What’s the one essential on everyone’s list, while commuting to work? Coffee … maybe, tea – but either beverage may be banned in New Jersey at some point, as a distracted-driving law is in the works. Not only is coffee, tea, and even cigarettes potential aims at this law; eating food, or really any activity that is not related to the operation of the motor vehicle, or that interrupts with the safe operation of said vehicle when on a public highway or road, will be prohibited.

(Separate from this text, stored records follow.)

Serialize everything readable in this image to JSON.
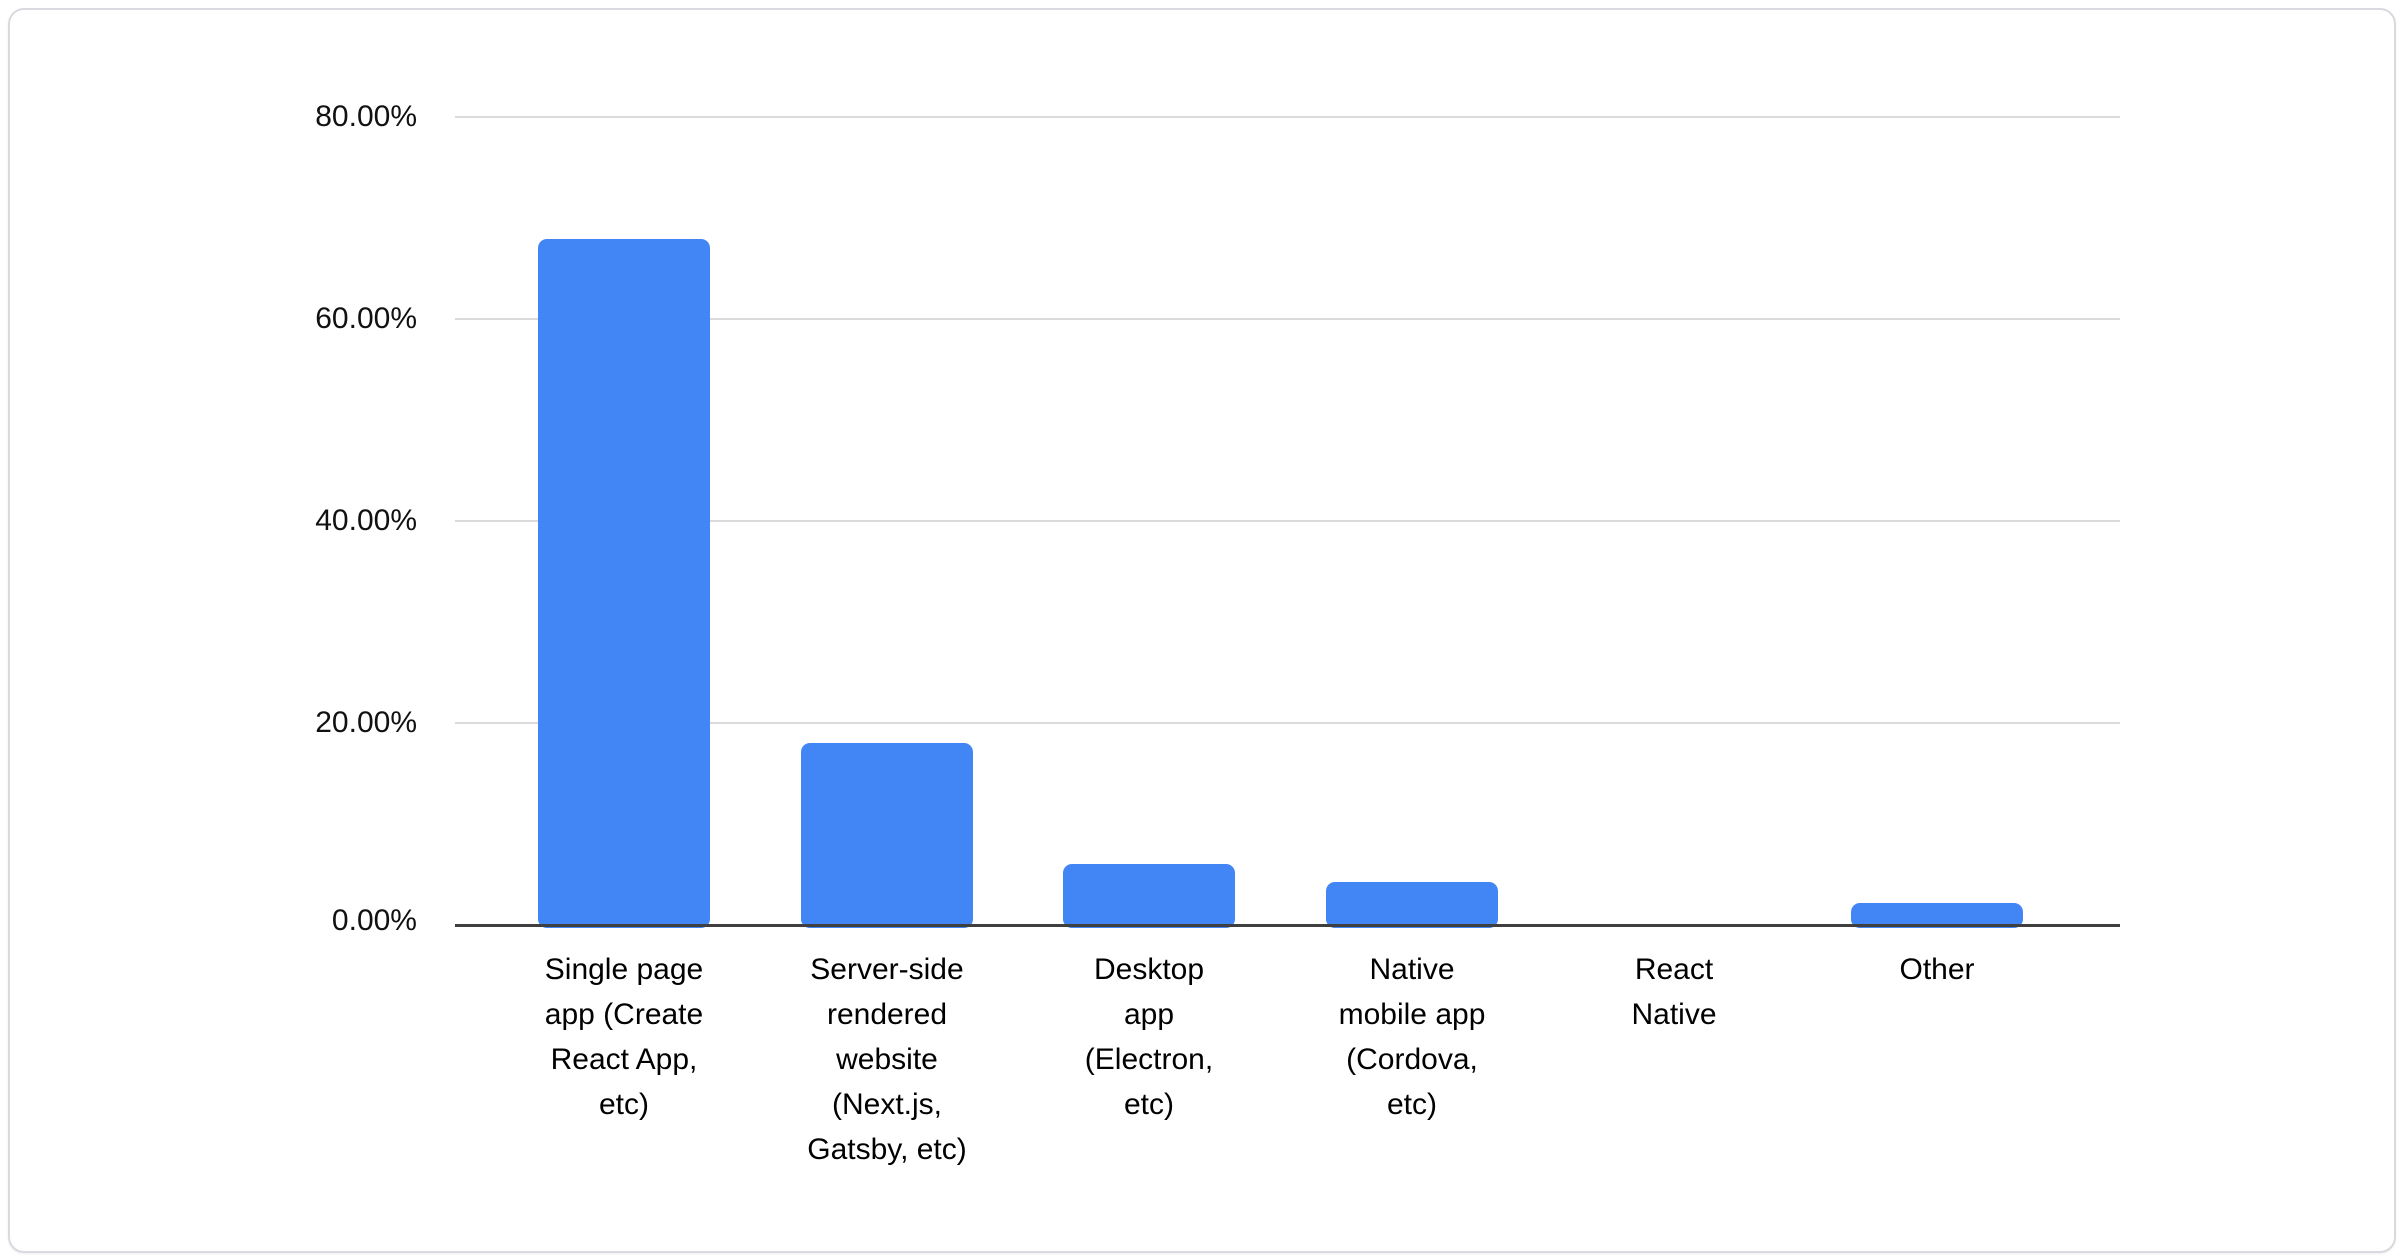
{
  "card": {
    "background": "#ffffff",
    "border_color": "#d8dadf"
  },
  "chart_data": {
    "type": "bar",
    "title": "",
    "xlabel": "",
    "ylabel": "",
    "legend": "none",
    "grid": true,
    "categories": [
      "Single page app (Create React App, etc)",
      "Server-side rendered website (Next.js, Gatsby, etc)",
      "Desktop app (Electron, etc)",
      "Native mobile app (Cordova, etc)",
      "React Native",
      "Other"
    ],
    "category_labels_wrapped": [
      "Single page\napp (Create\nReact App,\netc)",
      "Server-side\nrendered\nwebsite\n(Next.js,\nGatsby, etc)",
      "Desktop\napp\n(Electron,\netc)",
      "Native\nmobile app\n(Cordova,\netc)",
      "React\nNative",
      "Other"
    ],
    "values": [
      68.2,
      18.3,
      6.3,
      4.6,
      0,
      2.5
    ],
    "unit": "%",
    "ylim": [
      0,
      80
    ],
    "y_tick_values": [
      80,
      60,
      40,
      20,
      0
    ],
    "y_ticks": [
      "80.00%",
      "60.00%",
      "40.00%",
      "20.00%",
      "0.00%"
    ],
    "bar_color": "#4285f4",
    "gridline_color": "#dadada",
    "axis_line_color": "#3f3f3f",
    "tick_label_color": "#111111",
    "category_label_color": "#000000"
  }
}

Seems a tad rash, but as per New Jersey’s Attorney General’s office, distracted drivers caused almost 800,000 crashes within the said state from 2010 to 2014, as well as over 3,000 fatalities in 2014 alone. As ‘texting and driving’ is the main focus of the distracted driving, the state is one within 46 in the U.S.A. that has banned texting and driving.
MSN reported that other distractions that will be included in the ban, if the bill gets passed, include: drinking and eating (as mentioned), grooming, watching videos, reading (maps are included in this outlaw), adjusting a radio or navigation system, and even chatting it up with passengers!

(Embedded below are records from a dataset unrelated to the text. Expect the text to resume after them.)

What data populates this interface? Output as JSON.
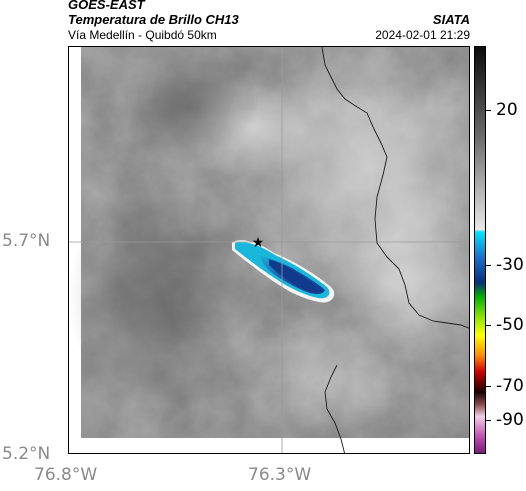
{
  "header": {
    "satellite": "GOES-EAST",
    "product": "Temperatura de Brillo CH13",
    "route": "Vía Medellín - Quibdó 50km",
    "source": "SIATA",
    "datetime": "2024-02-01 21:29"
  },
  "map": {
    "lat_labels": [
      "5.7°N",
      "5.2°N"
    ],
    "lon_labels": [
      "76.8°W",
      "76.3°W"
    ],
    "marker": "star",
    "colors": {
      "background_cloud": "#7d7d7d",
      "cold_cloud_core": "#1e4fa0",
      "cold_cloud_edge": "#19b7d9",
      "boundary": "#1a1a1a"
    }
  },
  "colorbar": {
    "ticks": [
      "20",
      "-30",
      "-50",
      "-70",
      "-90"
    ],
    "unit_scale": "brightness temperature"
  }
}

John Wisniewski (the bill’s co-sponsor) told a news station recently that the goal of the ban is to educate drivers, not for punishment purposes. Still, penalties around the ban seem more like punishment, then education; with the proposed penalties potentially being the country’s harshest, if they equal out to penalties involving texting currently, which is: for the first offense, a minimum fine of $200 – with the maximum fine being $800; three license point deduction and 90 days of suspension for a third or following penalty.
While banning eating and drinking may seem overly harsh to a driver who is simply trying to quench their thirst, or satisfy their hunger while in the car; it’s hard not to ignore the staggering numbers around distracted driving. On the other side of the equation, how will police offers be able to adequately enforce this? Through a Big Mac breathalyzer test or one that can detect doughnuts?
Still, coffee, tea, and food can be eaten before one takes the wheel; radios need to be adjusted prior to hitting the gas pedal; and passengers must remember to help the driver, by keeping their lips tight, and not distracting them.
While the bill hasn’t turned into a law just yet, only time will tell if the residents of New Jersey will be following a different morning routine when it comes to their daily (driving) commute into work.